Der Mann entschuldigte sich und räumte seinen Platz für den Jüngeren. Sho schenkte seinem neuen Sitznachbarn ein gezwungenes kleines Lächeln, bevor er sich wieder umdrehen wollte, um weiter das abendliche Lichtermeer zu betrachten.
„Fahren Sie auch bis nach Tokyo durch? Wenn nicht, sollten wir vielleicht Platz tauschen?“ Der Typ klang aufrichtig besorgt – was Sho sich fragen ließ, ob er denn vorhatte, bis Tokyo durchzuschlafen, so dass es einen guten Grund dafür gab, oder ob er einfach nur Shos Fensterplatz haben wollte.
„Ich fahre auch bis Tokyo durch, keine Sorge.“
„Oh, super. Sind Sie aus Tokyo? Fahren Sie Ihre Familie besuchen über die Feiertage?“ Sho nickte lediglich; er hatte nicht wirklich Lust sich mit irgendeinem fremden Nerd zu unterhalten. Der aber schien nicht zu begreifen: „Ich bin übrigens Matsumoto Jun.“
„Sakurai Sho“, seufzte er leise und wandte sich doch Matsumoto wieder zu. Da ging also seine ruhige Zugfahrt hin…
„Freut mich, Sie kennenzulernen, Sakurai-san.“ Sho musste ja zugeben, dass Matsumotos Lächeln, das Funkeln in seinen dunklen Augen und die in diesem Winkel gut sichtbaren, perfekten kleinen Muttermale direkt unter seinen Lippen ihn auf ungeahnte Weise berührten.
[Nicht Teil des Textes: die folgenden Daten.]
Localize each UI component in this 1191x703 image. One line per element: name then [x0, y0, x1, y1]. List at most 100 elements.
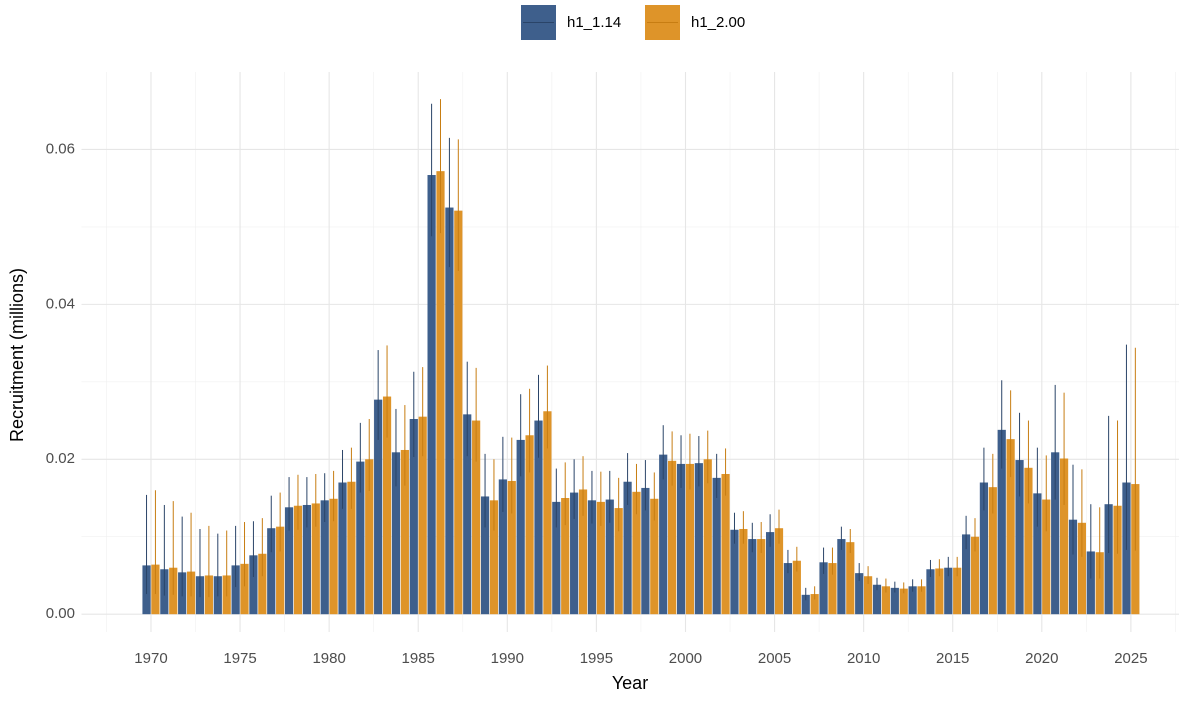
x-tick-label: 2015 — [936, 650, 969, 667]
bar — [1086, 551, 1095, 615]
bar — [258, 553, 267, 615]
bar — [890, 587, 899, 615]
bar — [240, 563, 249, 615]
bar — [338, 482, 347, 615]
bar — [623, 481, 632, 615]
bar — [953, 567, 962, 615]
bar — [418, 416, 427, 615]
legend-label: h1_1.14 — [567, 14, 621, 31]
y-tick-label: 0.06 — [46, 140, 75, 157]
bar — [436, 171, 445, 615]
bar — [970, 536, 980, 615]
bar — [810, 594, 819, 615]
x-tick-label: 2025 — [1114, 650, 1147, 667]
bar — [276, 526, 285, 615]
bar — [489, 500, 499, 615]
x-tick-label: 2005 — [758, 650, 791, 667]
bar — [908, 586, 917, 615]
legend-label: h1_2.00 — [691, 14, 745, 31]
bar — [739, 528, 748, 615]
x-tick-label: 1995 — [580, 650, 613, 667]
bar — [1024, 467, 1033, 615]
y-tick-label: 0.04 — [46, 295, 75, 312]
bar — [570, 492, 579, 615]
bar — [409, 418, 418, 615]
bar — [400, 449, 409, 615]
x-tick-label: 2010 — [847, 650, 880, 667]
x-tick-label: 1985 — [402, 650, 435, 667]
bar — [1068, 519, 1078, 615]
x-tick-label: 2000 — [669, 650, 702, 667]
y-tick-label: 0.00 — [46, 605, 75, 622]
bar — [231, 565, 240, 615]
bar — [311, 503, 320, 615]
bar — [668, 460, 677, 615]
bar — [480, 496, 490, 615]
bar — [445, 207, 454, 615]
x-tick-label: 2020 — [1025, 650, 1058, 667]
bar — [792, 560, 801, 615]
bar — [463, 414, 472, 615]
bar — [587, 500, 597, 615]
bar — [801, 594, 810, 615]
y-axis-title: Recruitment (millions) — [7, 268, 27, 442]
x-tick-label: 1970 — [134, 650, 167, 667]
bar — [1051, 452, 1060, 615]
bar — [329, 498, 338, 615]
bar — [917, 586, 926, 615]
bar — [561, 498, 570, 615]
bar — [267, 528, 276, 615]
bar — [766, 532, 775, 615]
bar — [997, 429, 1006, 615]
bar — [979, 482, 989, 615]
bar — [926, 569, 935, 615]
bar — [614, 508, 623, 615]
bar — [1042, 499, 1051, 615]
bar — [1113, 505, 1122, 615]
bar — [757, 539, 766, 615]
bar — [249, 555, 258, 615]
bar — [1006, 439, 1015, 615]
bar — [783, 563, 793, 615]
bar — [1104, 504, 1113, 615]
bar — [552, 501, 561, 615]
bar — [347, 481, 356, 615]
bar — [374, 399, 383, 615]
bar — [650, 498, 659, 615]
bar — [605, 499, 614, 615]
bar — [516, 439, 525, 615]
bar — [632, 491, 641, 615]
bar — [365, 459, 374, 615]
bar — [774, 528, 784, 615]
bar — [472, 420, 481, 615]
bar — [534, 420, 543, 615]
bar — [284, 507, 294, 615]
bar — [391, 452, 401, 615]
bar — [819, 562, 828, 615]
bar — [578, 489, 588, 615]
bar — [846, 542, 855, 615]
bar — [525, 435, 534, 615]
bar — [498, 479, 507, 615]
bar — [427, 175, 436, 615]
bar — [944, 567, 953, 615]
bar — [454, 210, 463, 615]
bar — [641, 487, 650, 615]
bar — [1015, 460, 1024, 615]
y-tick-label: 0.02 — [46, 450, 75, 467]
bar — [676, 463, 686, 615]
bar — [863, 576, 873, 615]
x-axis-title: Year — [612, 673, 648, 693]
bar — [988, 487, 997, 615]
bar — [596, 501, 605, 615]
bar — [837, 539, 846, 615]
bar — [293, 505, 303, 615]
bar — [721, 473, 730, 615]
bar — [507, 480, 516, 615]
x-tick-label: 1980 — [312, 650, 345, 667]
bar — [828, 563, 837, 615]
bar — [703, 459, 712, 615]
bar — [1095, 552, 1104, 615]
bar — [899, 588, 908, 615]
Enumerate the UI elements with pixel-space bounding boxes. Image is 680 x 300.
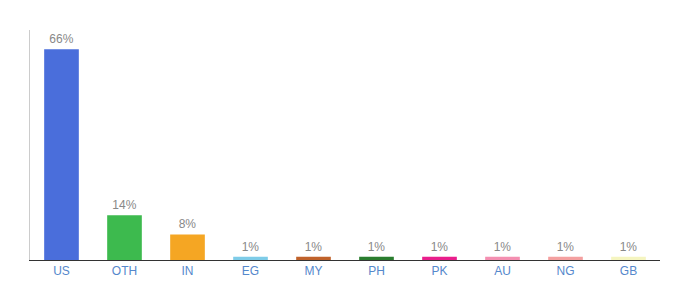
svg-text:1%: 1% xyxy=(557,240,575,254)
svg-text:1%: 1% xyxy=(368,240,386,254)
svg-text:US: US xyxy=(53,264,70,278)
svg-text:IN: IN xyxy=(182,264,194,278)
svg-text:1%: 1% xyxy=(620,240,638,254)
svg-text:14%: 14% xyxy=(112,198,136,212)
svg-text:EG: EG xyxy=(242,264,259,278)
svg-text:66%: 66% xyxy=(49,32,73,46)
svg-text:1%: 1% xyxy=(494,240,512,254)
svg-text:PK: PK xyxy=(431,264,447,278)
svg-text:MY: MY xyxy=(305,264,323,278)
svg-text:1%: 1% xyxy=(431,240,449,254)
svg-text:1%: 1% xyxy=(242,240,260,254)
svg-text:GB: GB xyxy=(620,264,637,278)
svg-text:PH: PH xyxy=(368,264,385,278)
svg-text:OTH: OTH xyxy=(112,264,137,278)
svg-text:NG: NG xyxy=(557,264,575,278)
svg-text:8%: 8% xyxy=(179,217,197,231)
svg-text:1%: 1% xyxy=(305,240,323,254)
svg-text:AU: AU xyxy=(494,264,511,278)
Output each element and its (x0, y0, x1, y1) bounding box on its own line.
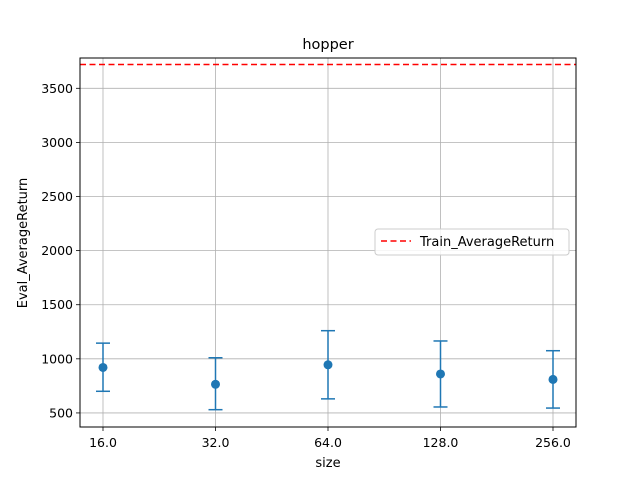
y-tick-label: 1000 (41, 351, 73, 366)
legend-box (374, 228, 570, 256)
x-tick-label: 128.0 (423, 435, 459, 450)
x-tick-label: 32.0 (202, 435, 230, 450)
legend-label: Train_AverageReturn (419, 235, 554, 250)
x-tick-label: 256.0 (535, 435, 571, 450)
data-point (211, 379, 220, 389)
data-point (98, 362, 108, 372)
y-tick-label: 500 (49, 405, 73, 420)
legend: Train_AverageReturn (374, 228, 570, 256)
x-axis-label: size (315, 456, 340, 471)
x-tick-label: 64.0 (314, 435, 342, 450)
y-tick-label: 3500 (41, 81, 73, 96)
plot-frame (79, 57, 577, 428)
y-axis-label: Eval_AverageReturn (16, 178, 31, 309)
data-point (548, 374, 558, 384)
data-point (436, 369, 445, 379)
chart-title: hopper (302, 37, 353, 53)
y-axis: 500 1000 1500 2000 2500 3000 3500 (41, 81, 80, 420)
data-series (96, 329, 560, 411)
y-tick-label: 1500 (41, 297, 73, 312)
y-tick-label: 3000 (41, 135, 73, 150)
data-point (323, 360, 333, 370)
x-tick-label: 16.0 (89, 435, 117, 450)
y-tick-label: 2500 (41, 189, 73, 204)
y-tick-label: 2000 (41, 243, 73, 258)
x-axis: 16.0 32.0 64.0 128.0 256.0 (89, 427, 571, 450)
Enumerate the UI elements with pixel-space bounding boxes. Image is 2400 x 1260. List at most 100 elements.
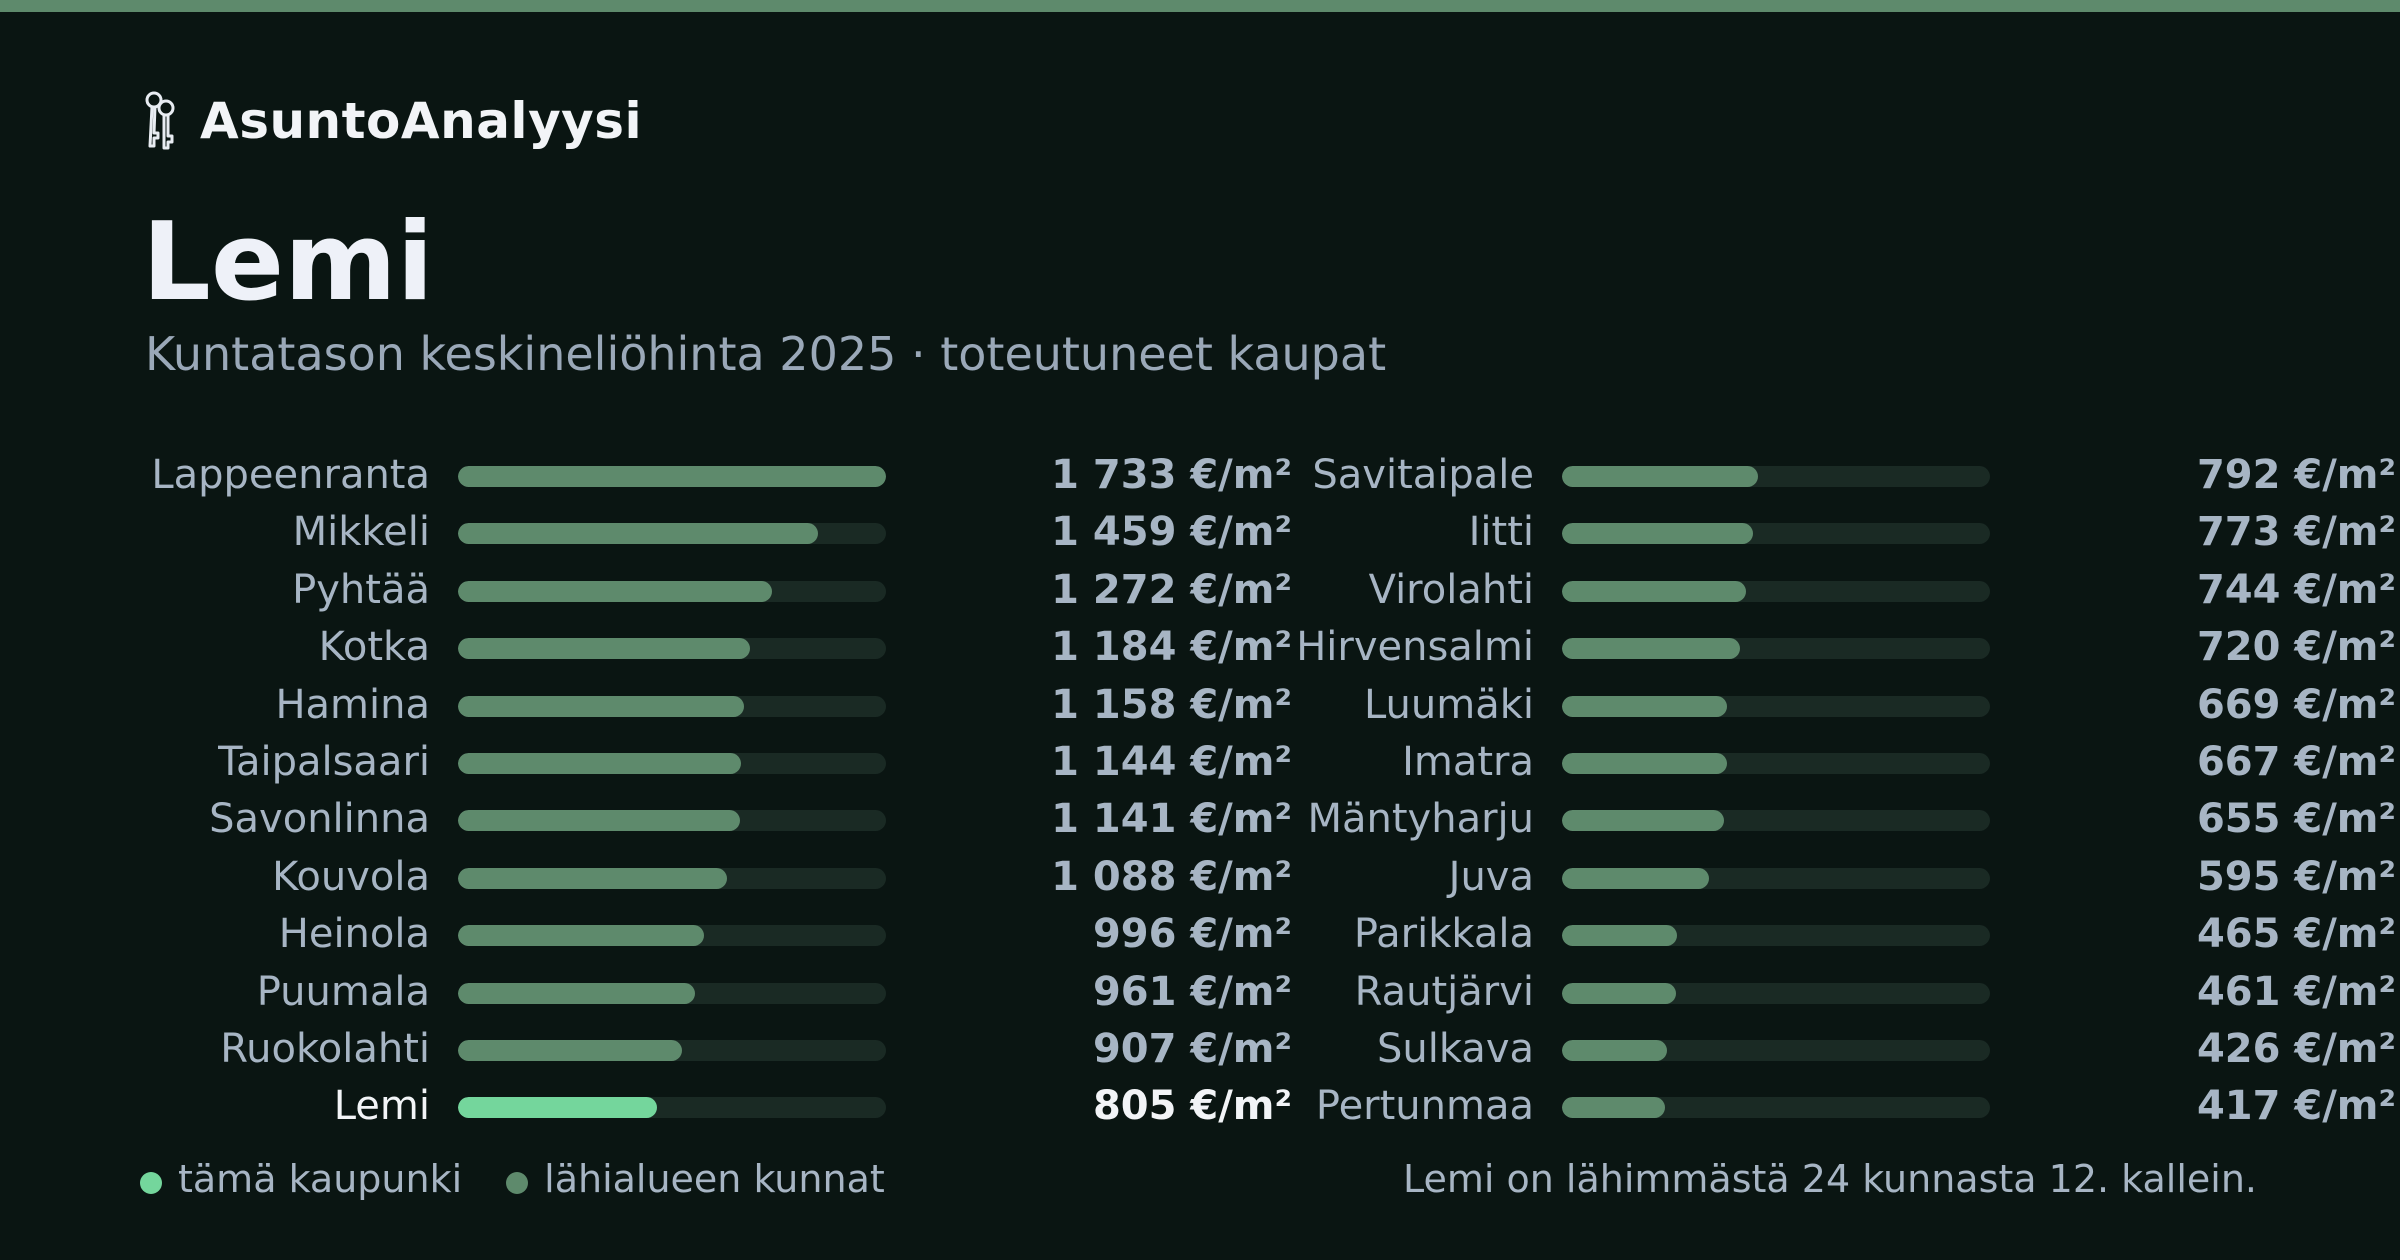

Sho riss sich zusammen und erwiderte das Lächeln. Der Junge konnte echt nichts für seine Laune. „Freut mich ebenfalls. Tut mir leid, wenn ich gerade etwas griesgrämig war. Der Tag war lang und ich bezweifle, dass die Feiertage viel entspannter werden.“
„Oh, warum?“
Matsumoto wirkte so ernst und offen bei seiner Frage. Dabei hatte er bestimmt nicht die leiseste Ahnung, worauf er sich da einließ. Aus einer Laune heraus beschloss Sho, offen mit ihm zu sein.
„Mein Vater hat mich erwischt, wie ich an der Uni herumgeknutscht hab. Mit einem anderen Kerl.“
„Und?“
„Und?!“ Sho wusste nicht, ob er darüber lachen oder weinen sollte. Wie konnte Matsumoto nicht begreifen, was an diesem Umstand so fatal war? Jeder normale Mensch würde doch ausrasten, oder? „Und meine Familie hat mich deswegen das letzte halbe Jahr ziemlich geschnitten. Zu Weihnachten planen sie jetzt sicher einen… Exorzismus oder eine Intervention oder so.“
Sho hatte das alles noch nicht einmal seinen Freunden an der Uni erzählt – jetzt mit einem vollkommen Fremden im Zug darüber zu reden, fühlte sich seltsam an. Gleichzeitig fühlte es sich aber auch ungeahnt befreiend an, das endlich auszusprechen. Und jemand Unvoreingenommenen zu haben, der nicht sofort schreiend weglief, war da ein guter Anfang.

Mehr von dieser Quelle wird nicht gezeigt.